Marion et Eslem assistent à l’enregistrement de la guitare de Pierre. Eslem semble très intéressée. Marion passionnée…. Marion n’en revient pas de la patience et de la concentration d’Islam… Elle qui s’agite sans cesse, qui parle non stop, qui prend une place de dingue constamment, là elle est immobile, silencieuse, attentive, curieuse. C’est super d’être là tous ensemble, on sent une belle énergie dans la control room, tout le monde est concentré, mais enthousiaste et compétent. Ça devrait rouler. Tous les autres, Cathia compris, sont du côté du bar, occupés à boire thé et café, à tripoter les portables et à snapchater ! Ils n’ont pas l’air intéressé par l’enregistrement de l’instru… Pas du tout ! Ils s’en foutent royalement ! Mais je peux comprendre…. C’est pour eux un moment exceptionnel de détente, dans un autre lieu que le collège, dans un lieu neutre où ils peuvent « faire » ce qu’ils veulent, mais entre eux ! C’est bien aussi… Du coup, on ne verra qu’Eslem sur la canapé en cuir noir de la control room, puis Anissa nous rejoindra vers la toute fin… Les autres font leur vie dans la partie « entrée/salon/bar » du studio. Cathia les gère. Marion peut rester avec nous ! Youpi.

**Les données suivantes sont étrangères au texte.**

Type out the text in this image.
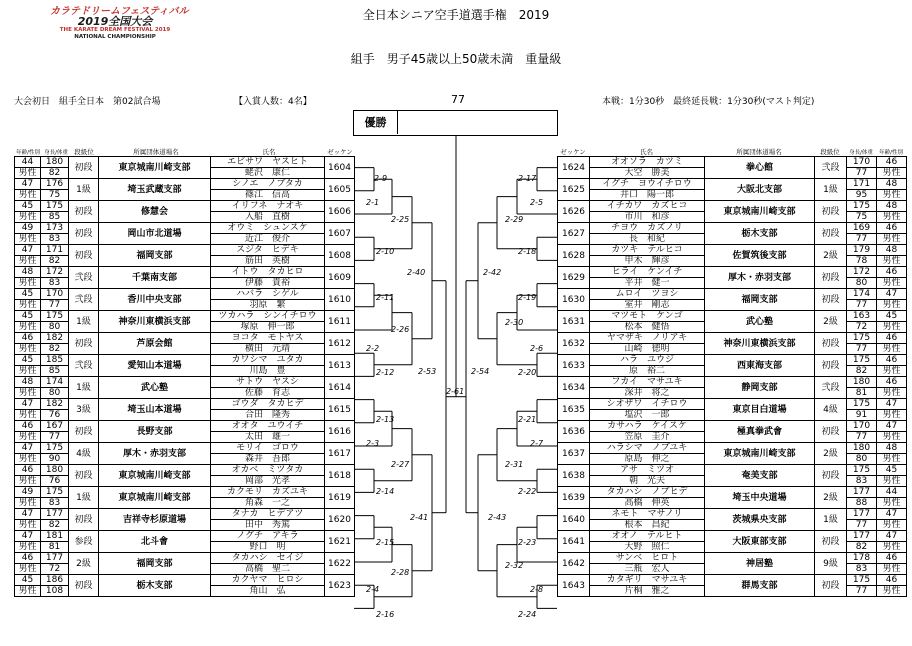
カラテドリームフェスティバル
2019全国大会
THE KARATE DREAM FESTIVAL 2019
NATIONAL CHAMPIONSHIP
全日本シニア空手道選手権　2019
組手　男子45歳以上50歳未満　重量級
大会初日　組手全日本　第02試合場	【入賞人数：4名】	77	本戦：1分30秒　最終延長戦：1分30秒(マスト判定)
優勝
年齢/性別 身長/体重 段級位	所属団体道場名	氏名	ゼッケン	ゼッケン	氏名	所属団体道場名	段級位	身長/体重	年齢/性別
44	180	初段	東京城南川崎支部	エビサワ　ヤスヒト	1604
男性	82			蛯沢　康仁	
47	176	1級	埼玉武蔵支部	シノエ　ノブタカ	1605
男性	75			篠江　信高	
45	175	初段	修慧会	イリフネ　ナオキ	1606
男性	85			入船　直樹	
49	173	初段	岡山市北道場	オウミ　シュンスケ	1607
男性	83			近江　俊介	
47	171	初段	福岡支部	スジタ　ヒデキ	1608
男性	82			筋田　英樹	
48	172	弐段	千葉南支部	イトウ　タカヒロ	1609
男性	83			伊藤　貴裕	
45	170	弐段	香川中央支部	ハバラ　シゲル	1610
男性	77			羽原　繁	
45	175	1級	神奈川東横浜支部	ツカハラ　シンイチロウ	1611
男性	80			塚原　伸一郎	
46	182	初段	芦原会館	ヨコタ　モトヤス	1612
男性	82			横田　元靖	
45	185	弐段	愛知山本道場	カワシマ　ユタカ	1613
男性	85			川島　豊	
48	174	1級	武心塾	サトウ　ヤスシ	1614
男性	80			佐藤　育志	
47	182	3級	埼玉山本道場	ゴウダ　タカヒデ	1615
男性	76			合田　隆秀	
46	167	初段	長野支部	オオタ　ユウイチ	1616
男性	77			太田　雄一	
47	175	4級	厚木・赤羽支部	モリイ　ゴロウ	1617
男性	90			森井　吾郎	
46	180	初段	東京城南川崎支部	オカベ　ミツタカ	1618
男性	76			岡部　光孝	
49	175	1級	東京城南川崎支部	カクモリ　カズユキ	1619
男性	83			角森　一之	
47	177	初段	吉祥寺杉原道場	タナカ　ヒデアツ	1620
男性	82			田中　秀篤	
47	181	参段	北斗會	ノグチ　アキラ	1621
男性	81			野口　明	
46	177	2級	福岡支部	タカハシ　セイジ	1622
男性	72			高橋　聖二	
45	186	初段	栃木支部	カクヤマ　ヒロシ	1623
男性	108			角山　弘	
1624	オオソラ　カツミ	拳心館	弐段	170	46
	大空　勝美			77	男性
1625	イグチ　ヨウイチロウ	大阪北支部	1級	171	48
	井口　陽一郎			95	男性
1626	イチカワ　カズヒコ	東京城南川崎支部	初段	175	48
	市川　和彦			75	男性
1627	チヨウ　カズノリ	栃木支部	初段	169	46
	長　和紀			77	男性
1628	カツキ　テルヒコ	佐賀筑後支部	2級	179	48
	甲木　輝彦			78	男性
1629	ヒライ　ケンイチ	厚木・赤羽支部	初段	172	46
	平井　健一			80	男性
1630	ムロイ　ツヨシ	福岡支部	初段	174	47
	室井　剛志			77	男性
1631	マツモト　ケンゴ	武心塾	2級	163	45
	松本　健悟			72	男性
1632	ヤマザキ　ノリアキ	神奈川東横浜支部	初段	175	46
	山崎　徳明			77	男性
1633	ハラ　ユウジ	西東海支部	初段	175	46
	原　裕二			82	男性
1634	フカイ　マサユキ	静岡支部	弐段	180	46
	深井　将之			81	男性
1635	シオザワ　イチロウ	東京目白道場	4級	175	47
	塩沢　一郎			91	男性
1636	カサハラ　ケイスケ	極真拳武會	初段	170	47
	笠原　圭介			77	男性
1637	ハラシマ　ノブユキ	東京城南川崎支部	2級	180	48
	原島　伸之			80	男性
1638	アサ　ミツオ	奄美支部	初段	175	45
	朝　光夫			83	男性
1639	タカハシ　ノブヒデ	埼玉中央道場	2級	177	44
	高橋　伸英			88	男性
1640	ネモト　マサノリ	茨城県央支部	1級	177	47
	根本　昌紀			77	男性
1641	オオノ　テルヒト	大阪東部支部	初段	177	47
	大野　照仁			82	男性
1642	サンベ　ヒロト	神居塾	9級	178	46
	三瓶　宏人			83	男性
1643	カタギリ　マサユキ	群馬支部	初段	175	46
	片桐　雅之			77	男性
2-9
2-1
2-25
2-10
2-40
2-11
2-26
2-2
2-12	2-53
2-61
2-13
2-3
2-27
2-14
2-41
2-15
2-28
2-4
2-16
2-17
2-5
2-29
2-18
2-42
2-19
2-30
2-6
2-20
2-54
2-21
2-7
2-31
2-22
2-43
2-23
2-32
2-8
2-24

10h : Pierre a fini. Pile ! Il a enregistré toutes ses guitares et même le sifflement de la mélodie du refrain… L’instrumental tient la route ! Je suis contente de savoir que ce sera confortable pour eux de parler par-dessus et que même, probablement, ça va les booster… La boucle hip hop, programmée par Emmanuelle (la stagiaire) et Pierre la veille, est mortelle. Ultra-dynamique, ça groove, c’est top.
Allez Eslem…. : en piste ! Ses yeux brillent, la cabine a été installée par Jérémy la veille au soir, les casques sont prêts, tout est nickel. Plus qu’à enfiler le casque sur ses oreilles et à comprendre à quoi servent les boutons sur l’appareil tout près d’elle… Nicolas vient lui expliquer comment régler le son de son casque. Petite panique d’Eslem : « Mais je vais pas savoir !! » – « J’ai fait ça déjà avec plus de 800 personnes, y a personne qui a pas compris », lui répond Nico. – « Oui mais chuis bête moi ! » – « J’te crois pas. »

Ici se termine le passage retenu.